Le Conseil constitutionnel a censuré, ce vendredi 14 août, l'interdiction d'accès aux réseaux sociaux pour les moins de 15 ans. Les Sages ont considéré que cette disposition portait « une atteinte qui n'est pas adaptée, nécessaire et proportionnée » à la liberté d'expression et de communication des adolescents, et l'ont jugée contraire à la Constitution.
Cet article formait le cœur de la loi visant à mieux protéger les mineurs sur les plateformes numériques. Le Conseil n'avait été saisi que sur ce point précis : les autres dispositions, dont l'interdiction du téléphone portable dans les lycées à compter du 1er septembre, ne sont pas concernées et restent inchangées.
La Haute-commissaire à l'Enfance, Sarah El Haïry, a réagi rapidement. « Je prends acte de la décision du Conseil constitutionnel sur l'interdiction des réseaux sociaux aux moins de 15 ans, mais je ne me résigne pas », a-t-elle déclaré. Elle a indiqué que le gouvernement entendait poursuivre ses travaux avec la Commission européenne pour bâtir un dispositif juridiquement sécurisé. « La décision du Conseil constitutionnel ferme une opportunité. Elle ne ferme pas le combat », a-t-elle ajouté.
En censurant cette interdiction, le Conseil constitutionnel ne remet pas en cause l'objectif de protection des mineurs face aux risques du numérique. Il juge simplement que le moyen retenu par le législateur était disproportionné au regard des libertés fondamentales des jeunes concernés.


7 commentaires
@Alex, tu soulèves un point réel, mais je nuancerais quand même. Rédiger un texte qui tient la route constitutionnellement sur la régulation du numérique, c'est un exercice particulièrement délicat, y compris pour les meilleurs juristes. Ce qui est plus préoccupant à mon sens, c'est que la réponse est maintenant renvoyée au niveau européen, ce qui signifie des délais supplémentaires, une marge de manoeuvre réduite pour les États membres, et des dispositifs qui arriveront probablement trop tard pour une génération entière d'adolescents. On connaît bien ce scénario dans nos collectivités.

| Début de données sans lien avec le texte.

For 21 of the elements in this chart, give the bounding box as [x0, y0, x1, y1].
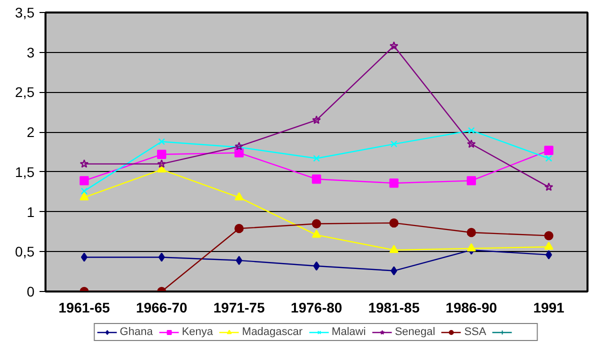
x-tick-label: 1966-70 — [136, 300, 188, 316]
y-tick-label: 3 — [26, 44, 35, 60]
x-tick-label: 1991 — [533, 300, 565, 316]
x-tick-label: 1981-85 — [368, 300, 420, 316]
y-tick-label: 3,5 — [15, 4, 35, 20]
y-tick-label: 1,5 — [15, 164, 35, 180]
x-tick-label: 1986-90 — [446, 300, 498, 316]
legend-label: Malawi — [332, 326, 366, 338]
legend-label: Senegal — [394, 326, 436, 338]
x-tick-label: 1976-80 — [290, 300, 342, 316]
legend-label: Ghana — [120, 326, 153, 338]
legend-label: Kenya — [182, 326, 214, 338]
y-tick-label: 0,5 — [15, 244, 35, 260]
y-tick-label: 2 — [26, 124, 35, 140]
y-tick-label: 1 — [26, 204, 35, 220]
x-tick-label: 1971-75 — [213, 300, 265, 316]
x-tick-label: 1961-65 — [58, 300, 110, 316]
y-tick-label: 2,5 — [15, 84, 35, 100]
legend-label: SSA — [464, 326, 486, 338]
y-tick-label: 0 — [26, 284, 35, 300]
legend-label: Madagascar — [242, 326, 303, 338]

Je comprends pas bien le raisonnement du Conseil constitutionnel : c'est quoi exactement le seuil entre une restriction "proportionnée" et une qui ne l'est pas ? Parce que si interdire les réseaux sociaux aux moins de 15 ans c'est trop, y'a quoi comme alternative qui serait jugée acceptable juridiquement ?
Franchement ça me dépasse un peu tout ça. Sur le front de mer j'ai des gamins de 12 ans qui commandent tout seuls, parent sur WhatsApp pendant que je prépare, et ils regardent des trucs sur TikTok que même moi je regarde pas. Le péi-la a des problèmes concrets avec ça et le Conseil constitutionnel sort la grande théorie sur la liberté d'expression, alé !
@Tom de l'Étang, tu as tout à fait raison sur le goût amer. Et côté famille, on voit la même chose. Mes salariées qui s'occupent de personnes âgées me racontent que les petits-enfants, c'est écran collé à la main même pendant les visites. C'est pas une question de loi, c'est une question d'éducation, mais une loi ça aide à poser un cadre. Là on se retrouve sans filet.
Le Conseil constitutionnel a juste appliqué le droit, rien de surprenant pour qui a suivi le dossier. La vraie question c'est pourquoi le législateur a pondu un texte aussi peu solide juridiquement sur un sujet aussi sensible.
Petite question pour ceux qui crient victoire : vous avez réfléchi à ce que ça change concrètement pour les marques qui vendent aux moins de 15 ans sur Instagram ou TikTok ? Moi je travaille avec des clientes jeunes et honnêtement, i fo trouver un vrai équilibre, parce que bloquer complètement une tranche d'âge sans solution alternative c'est du vent. Sarah El Haïry a raison de vouloir continuer le combat, mais il faut des outils concrets, pas juste une loi qui se fait retourner en deux mois.
Je vois tous les jours en cabinet des ados dont les parents s'inquiètent de l'usage excessif des écrans, et franchement cette décision laisse un goût amer. La protection des mineurs, c'est pas juste une question de liberté d'expression, c'est aussi une question de santé physique et mentale. On sait ce que ça donne, des gamins sur TikTok jusqu'à minuit, le dos courbé, les cervicales en vrac et le sommeil détruit.